Review by Dave Wade

Dave Wade is the photographer of two books, The World of Louise May Alcott (Harper Collins), and The World of the Trapp Family (Anderson Publishing). He was also a contributing photographer for the book Portland Through The Lens. He has served on the board of the Creative Portland Corporation, and is former Chairman of the Board of WMPG Community Radio in Portland, Maine, where he hosts a jazz show Wednesday afternoons, Juke Jive ’n Jazz, WMPG 90.9 FM.

Gil Helmick is a well traveled author who is familiar to the poets of Portland, Maine as the long time performer and advocate of Port Veritas, a weekly gathering of spoken word and open mic readings where both well known and obscure poets have gotten up to take a shot at their ten minutes of fame or to go down flaming. His hunger for a lively exchange of creative ideas is what keeps him going. Author of several collections of poetry, Gil’s poem “The Evolution of Apocalypse” was turned into part of a jazz opera performance at The Lyceum in Brooklyn.

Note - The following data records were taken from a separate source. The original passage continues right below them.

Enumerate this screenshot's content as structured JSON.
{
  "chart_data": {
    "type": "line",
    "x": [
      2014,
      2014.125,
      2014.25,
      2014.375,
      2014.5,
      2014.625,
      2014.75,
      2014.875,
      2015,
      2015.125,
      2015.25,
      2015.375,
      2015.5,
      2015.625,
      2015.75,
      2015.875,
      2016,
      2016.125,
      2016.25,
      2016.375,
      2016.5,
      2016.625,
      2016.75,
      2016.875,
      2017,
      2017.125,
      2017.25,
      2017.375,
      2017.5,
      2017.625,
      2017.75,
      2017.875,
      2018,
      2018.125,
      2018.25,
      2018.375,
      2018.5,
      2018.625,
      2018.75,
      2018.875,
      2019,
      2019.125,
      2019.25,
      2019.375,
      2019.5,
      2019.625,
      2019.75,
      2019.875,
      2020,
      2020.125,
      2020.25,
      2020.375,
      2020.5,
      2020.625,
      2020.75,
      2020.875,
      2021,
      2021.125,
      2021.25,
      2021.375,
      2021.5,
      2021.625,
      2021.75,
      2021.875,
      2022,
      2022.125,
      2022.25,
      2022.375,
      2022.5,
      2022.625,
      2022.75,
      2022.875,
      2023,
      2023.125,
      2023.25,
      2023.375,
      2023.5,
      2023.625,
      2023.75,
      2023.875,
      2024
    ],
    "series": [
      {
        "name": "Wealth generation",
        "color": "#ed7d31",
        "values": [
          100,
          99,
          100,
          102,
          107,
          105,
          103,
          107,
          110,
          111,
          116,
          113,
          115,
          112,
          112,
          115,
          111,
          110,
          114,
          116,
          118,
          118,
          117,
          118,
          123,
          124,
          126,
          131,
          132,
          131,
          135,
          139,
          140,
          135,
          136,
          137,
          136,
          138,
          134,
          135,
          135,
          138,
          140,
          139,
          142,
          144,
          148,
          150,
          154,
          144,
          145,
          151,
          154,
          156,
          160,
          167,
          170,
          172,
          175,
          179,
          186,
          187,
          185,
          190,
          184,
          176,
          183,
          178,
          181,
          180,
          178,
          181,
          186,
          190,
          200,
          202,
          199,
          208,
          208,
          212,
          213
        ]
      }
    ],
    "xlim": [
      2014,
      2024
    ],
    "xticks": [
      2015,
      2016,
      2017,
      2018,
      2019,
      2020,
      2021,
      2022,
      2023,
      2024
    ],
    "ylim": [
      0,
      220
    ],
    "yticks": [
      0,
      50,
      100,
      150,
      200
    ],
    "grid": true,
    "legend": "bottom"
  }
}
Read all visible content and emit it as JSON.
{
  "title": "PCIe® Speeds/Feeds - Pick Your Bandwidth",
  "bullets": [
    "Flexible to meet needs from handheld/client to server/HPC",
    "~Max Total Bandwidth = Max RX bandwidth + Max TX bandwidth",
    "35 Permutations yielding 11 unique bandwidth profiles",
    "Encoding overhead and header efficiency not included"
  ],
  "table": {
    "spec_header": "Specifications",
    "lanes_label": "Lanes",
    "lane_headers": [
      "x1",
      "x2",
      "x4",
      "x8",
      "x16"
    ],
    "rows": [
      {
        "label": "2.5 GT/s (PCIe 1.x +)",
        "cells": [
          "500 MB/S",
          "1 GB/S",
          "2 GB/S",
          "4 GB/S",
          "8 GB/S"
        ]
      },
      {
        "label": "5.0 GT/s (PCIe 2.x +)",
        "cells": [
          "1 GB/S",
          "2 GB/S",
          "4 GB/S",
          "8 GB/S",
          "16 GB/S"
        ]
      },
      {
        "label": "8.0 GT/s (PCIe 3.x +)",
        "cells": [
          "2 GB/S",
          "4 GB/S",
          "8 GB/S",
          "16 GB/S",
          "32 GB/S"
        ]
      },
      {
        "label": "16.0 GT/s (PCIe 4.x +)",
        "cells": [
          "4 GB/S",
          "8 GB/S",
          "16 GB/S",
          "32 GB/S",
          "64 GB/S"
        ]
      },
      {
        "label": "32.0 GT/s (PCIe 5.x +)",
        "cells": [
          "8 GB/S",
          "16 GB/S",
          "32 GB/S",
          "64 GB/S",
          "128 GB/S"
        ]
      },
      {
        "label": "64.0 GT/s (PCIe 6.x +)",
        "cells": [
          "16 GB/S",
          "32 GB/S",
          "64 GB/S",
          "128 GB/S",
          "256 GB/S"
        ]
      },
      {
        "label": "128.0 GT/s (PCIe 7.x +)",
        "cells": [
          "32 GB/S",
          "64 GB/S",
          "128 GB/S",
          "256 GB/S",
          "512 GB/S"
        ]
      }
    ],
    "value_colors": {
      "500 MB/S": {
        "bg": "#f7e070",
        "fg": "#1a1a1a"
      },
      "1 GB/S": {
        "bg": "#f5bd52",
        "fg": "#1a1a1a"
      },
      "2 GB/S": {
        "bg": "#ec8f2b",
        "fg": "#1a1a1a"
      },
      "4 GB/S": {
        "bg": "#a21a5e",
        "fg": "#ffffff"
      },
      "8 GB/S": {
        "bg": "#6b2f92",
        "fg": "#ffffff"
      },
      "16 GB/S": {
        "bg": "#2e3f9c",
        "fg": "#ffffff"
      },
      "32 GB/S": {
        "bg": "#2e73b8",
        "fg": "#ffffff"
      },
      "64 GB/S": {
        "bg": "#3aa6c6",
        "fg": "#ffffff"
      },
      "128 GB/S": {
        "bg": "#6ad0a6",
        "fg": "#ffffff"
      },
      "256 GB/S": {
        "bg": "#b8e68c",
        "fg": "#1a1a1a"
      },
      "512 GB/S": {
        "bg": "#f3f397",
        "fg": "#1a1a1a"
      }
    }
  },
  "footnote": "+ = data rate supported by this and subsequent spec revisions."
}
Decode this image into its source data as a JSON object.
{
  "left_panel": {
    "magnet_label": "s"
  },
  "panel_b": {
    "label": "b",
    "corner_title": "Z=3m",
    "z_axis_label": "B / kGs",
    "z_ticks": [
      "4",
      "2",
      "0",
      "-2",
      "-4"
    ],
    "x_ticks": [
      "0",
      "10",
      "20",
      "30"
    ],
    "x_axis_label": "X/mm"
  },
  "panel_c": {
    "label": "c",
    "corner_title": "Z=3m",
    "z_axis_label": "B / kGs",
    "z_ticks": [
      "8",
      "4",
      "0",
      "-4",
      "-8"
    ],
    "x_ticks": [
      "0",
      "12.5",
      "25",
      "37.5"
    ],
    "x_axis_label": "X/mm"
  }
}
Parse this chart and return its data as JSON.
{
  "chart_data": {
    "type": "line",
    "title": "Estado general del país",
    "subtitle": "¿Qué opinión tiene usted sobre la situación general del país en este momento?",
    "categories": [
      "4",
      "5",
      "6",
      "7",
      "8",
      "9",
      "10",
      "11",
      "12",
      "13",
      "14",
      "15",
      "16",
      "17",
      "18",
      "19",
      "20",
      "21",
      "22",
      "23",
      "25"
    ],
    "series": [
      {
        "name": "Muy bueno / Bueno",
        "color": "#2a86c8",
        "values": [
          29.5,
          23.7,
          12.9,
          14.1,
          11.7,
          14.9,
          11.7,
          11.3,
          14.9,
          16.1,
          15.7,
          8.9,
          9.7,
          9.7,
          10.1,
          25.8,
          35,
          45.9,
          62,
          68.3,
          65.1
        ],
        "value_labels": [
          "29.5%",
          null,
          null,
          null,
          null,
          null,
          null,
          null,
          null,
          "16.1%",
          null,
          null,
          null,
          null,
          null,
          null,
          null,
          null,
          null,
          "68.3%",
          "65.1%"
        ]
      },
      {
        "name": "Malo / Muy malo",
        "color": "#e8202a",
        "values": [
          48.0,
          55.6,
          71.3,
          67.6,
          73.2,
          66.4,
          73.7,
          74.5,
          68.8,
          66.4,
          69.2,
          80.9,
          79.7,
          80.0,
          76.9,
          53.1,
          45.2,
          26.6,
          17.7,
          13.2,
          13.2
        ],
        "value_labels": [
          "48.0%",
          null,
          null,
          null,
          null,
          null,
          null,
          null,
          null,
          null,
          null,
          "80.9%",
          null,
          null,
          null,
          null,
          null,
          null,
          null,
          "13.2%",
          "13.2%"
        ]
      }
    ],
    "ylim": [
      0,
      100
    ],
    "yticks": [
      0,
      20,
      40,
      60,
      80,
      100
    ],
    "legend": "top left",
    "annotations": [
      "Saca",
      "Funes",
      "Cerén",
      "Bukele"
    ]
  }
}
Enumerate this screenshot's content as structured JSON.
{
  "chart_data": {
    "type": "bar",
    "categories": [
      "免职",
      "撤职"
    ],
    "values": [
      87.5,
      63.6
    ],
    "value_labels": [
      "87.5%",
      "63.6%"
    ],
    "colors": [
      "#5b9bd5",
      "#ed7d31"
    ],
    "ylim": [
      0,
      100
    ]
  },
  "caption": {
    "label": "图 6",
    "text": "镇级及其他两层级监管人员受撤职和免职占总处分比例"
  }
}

Helmick has recently returned from an artist’s residency in Belgium, where he has family roots, and this book is the culmination of that journey.  The Cacophony of Rapture is a travelogue, in his own words, “somewhere between art and confession, ambushed by beauty, delirious, ecstatic . . .”

Even in that remote residency, world affairs were never far away enough for Helmick not to hear the deafening din of the technological arms race. In his protest poem “My Name Is Silence,” he exposes the secret identity of the vast encryption machine as it grinds us toward mass surveillance, rogue algorithms and a mad climax of mutually assured destruction.

As in any adventure, there are as many impediments and pitfalls as there are moments of luminous beauty to behold.  And sometimes there is a sense of a world weariness, and disillusionment, when a path chosen turns out to be a dead end, somewhere out there on “the highway to oblivion.” But the journey is endless, to a place “beyond ecstasy,” toward “ he glory of emptiness.” On the way, the author rubs shoulders with the murderous and the mundane, while always trying to reconcile with the eternal. . . . It is a thoughtful journey, that often delights in its futility as it pursues a date with destiny, somewhere beyond “the lost horizon of dreams.”